Nicht alles, was man in Zeitungen oder Blogs lesen, im Fernsehen sehen oder im Radio oder Podcasts hören kann, ist auch richtig. Das ist eine Binsenweisheit und eigentlich nicht weiter bemerkenswert. Medien werden von Menschen gemacht und Menschen machen Fehler. Aus meiner ganz persönlichen Sicht ist das immer dann besonders ärgerlich, wenn es um Wissenschaft geht. Es wissen sowieso schon viel zu wenig Leute über Wissenschaft Bescheid und wenn dann auch noch in der Zeitung falsch darüber berichtet wird, dann schmerzt das noch einmal extra. Und irreführende Schlagzeilen sind eine Klasse für sich. Denn wenn man etwas liest, dann auf jeden Fall die Schlagzeile. Der Artikel, der darunter folgt, mag gelesen werden oder auch nicht – aber die Schlagzeile, die ja auch überall in allen Links bei Sozialen Medien u.ä. auftaucht, ist das, was am stärksten hängen bleibt und sich am meisten verbreitet. Und wenn da Unsinn drin steht, wird eben auch dieser Unsinn verbreitet und es hilft wenig, wenn der Artikel selbst eigentlich ganz in Ordnung wäre. Natürlich darf eine Schlagzeile durchaus ein wenig provokativ sein; sie darf auch mal Dinge verkürzen und mit der Neugier der Leserinnen und Leser spielen. Aber sie sollte trotz allem keine falsche Botschaft verbreiten. Aber leider begegnen mir auch im wissenschaftlichen Bereich immer wieder solche Schlagzeilen und ich hatte schon länger vor, daraus mal eine Serie für mein Blog zu machen. Diese Serie beginnt heute und zwar mit einer Schlagzeile die ich bei “Focus Online” gefunden habe.

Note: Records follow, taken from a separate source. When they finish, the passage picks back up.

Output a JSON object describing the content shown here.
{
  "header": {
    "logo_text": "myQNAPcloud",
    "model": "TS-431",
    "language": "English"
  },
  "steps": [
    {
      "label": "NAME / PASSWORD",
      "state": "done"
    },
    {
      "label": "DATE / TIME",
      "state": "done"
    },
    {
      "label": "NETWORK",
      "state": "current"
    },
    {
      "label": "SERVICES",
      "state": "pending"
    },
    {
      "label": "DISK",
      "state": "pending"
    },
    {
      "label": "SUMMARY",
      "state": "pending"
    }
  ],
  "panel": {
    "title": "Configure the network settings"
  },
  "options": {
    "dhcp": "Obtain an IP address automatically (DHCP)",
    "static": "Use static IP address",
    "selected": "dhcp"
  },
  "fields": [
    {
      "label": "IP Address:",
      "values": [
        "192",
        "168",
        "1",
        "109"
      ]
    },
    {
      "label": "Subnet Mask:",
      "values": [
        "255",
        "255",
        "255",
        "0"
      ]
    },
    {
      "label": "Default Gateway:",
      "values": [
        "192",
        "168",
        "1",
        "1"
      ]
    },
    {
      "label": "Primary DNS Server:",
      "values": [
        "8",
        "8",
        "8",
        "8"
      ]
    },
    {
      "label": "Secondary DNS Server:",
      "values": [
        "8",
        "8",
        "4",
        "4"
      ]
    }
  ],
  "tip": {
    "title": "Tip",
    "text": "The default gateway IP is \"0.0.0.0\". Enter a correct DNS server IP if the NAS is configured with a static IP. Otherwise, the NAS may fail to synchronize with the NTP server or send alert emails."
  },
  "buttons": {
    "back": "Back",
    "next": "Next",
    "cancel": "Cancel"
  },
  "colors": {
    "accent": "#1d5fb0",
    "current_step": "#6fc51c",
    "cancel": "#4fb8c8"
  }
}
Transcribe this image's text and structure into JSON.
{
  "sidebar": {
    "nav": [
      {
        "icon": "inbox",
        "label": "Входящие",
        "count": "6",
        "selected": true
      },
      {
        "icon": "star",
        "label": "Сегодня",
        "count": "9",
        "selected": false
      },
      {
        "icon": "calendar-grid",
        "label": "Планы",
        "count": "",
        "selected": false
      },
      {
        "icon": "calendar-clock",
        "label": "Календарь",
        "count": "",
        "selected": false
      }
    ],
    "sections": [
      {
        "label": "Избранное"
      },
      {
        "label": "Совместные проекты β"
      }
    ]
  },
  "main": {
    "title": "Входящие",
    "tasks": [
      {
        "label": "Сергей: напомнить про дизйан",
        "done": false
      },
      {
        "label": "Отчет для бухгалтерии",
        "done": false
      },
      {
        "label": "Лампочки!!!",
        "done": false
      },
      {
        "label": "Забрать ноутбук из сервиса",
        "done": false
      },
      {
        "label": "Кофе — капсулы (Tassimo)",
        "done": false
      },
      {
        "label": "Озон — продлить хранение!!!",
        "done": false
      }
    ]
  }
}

“Warum in Deutschland stärkere Erdbeben drohen”(WebCite) lautet die Überschrift des am 30. Juni 2014 erschienen Artikels. Und sie legt nahe, dass es in Zukunft in Deutschland mehr Erdbeben geben wird als früher. Sie suggeriert, dass irgendetwas passiert ist, dass dazu geführt hat, dass die Zahl der Erdbeben demnächst steigen wird. Wenn uns etwas “droht”, dann ist eine neue Gefahr aufgetaucht, die zuvor nicht vorhanden wird. Was also ist passiert und was wird in Zukunft die Erde in Deutschland öfter beben lassen? Nichts, natürlich. Die Gefahr durch Erdbeben ist in Deutschland heute genau so groß wie sie es auch früher schon war und wie sie es in Zukunft sein wird. Die Erdbebenforscher haben die Gefahr nur besser verstanden als vorher.
Es geht um die Arbeit des SHARE-Konsortiums. “SHARE” steht dabei für Seismic Hazard Harmonization in Europe und unter der Leitung von Geophysikern aus der Schweiz hat man Erdbebendaten aus ganz Europa gesammelt und historische Daten aufbereitet. Bis jetzt hatten unterschiedliche Länder unterschiedliche Messverfahren und Modelle verwendet und die nationalen Daten konnten nicht immer gut miteinander verglichen werden. SHARE hat das jetzt alles vereinheitlicht und alle Daten mit einem einzigen Computermodell ausgewertet. So war es möglich, die geologischen Bewegungen in ganz Europa in einer großen Datenbank zusammenzufassen und am Ende die European Seismic Hazard Map 2013 zu veröffentlichen. Die berücksichtigt alle Erdbewegungen die in der Vergangenheit gemessen wurden und zeigt auf, wo die geologisch aktiven Zonen zu finden sind.
Die Gefährdungswerte sind jetzt europaweit vergleichbar und Erdbebeningenieure, der Zivilschutz oder Versicherungen können ein realistischeres Bild der tatsächlichen Gefahr durch Erdbeben gewinnen als es vorher möglich war. Und unter anderem hat sich dabei auch gezeigt, dass in manchen Regionen Deutschlands, wie zum Beispiel die schwäbische Alb oder der Rheingraben im europaweiten Vergleich eine höhere Wahrscheinlichkeit für Erdbeben herrscht als man bisher angenommen hatte. Das ändert aber nichts an der tatsächlichen Gefahr durch Erdbeben. Nur weil die Wissenschaftler nun diese neue Karte veröffentlicht haben, fängt die Erde in Deutschland nicht plötzlich an, stärker zu beben als zuvor. Die Gefahr durch geologische Aktivität ist heute nicht größer als sie es in der Vergangenheit war. Es ist nichts passiert, dass eine neue “Bedrohung” durch Erdbeben verursacht hat. Wir wissen nun nur besser über die Statistik Bescheid als vorher.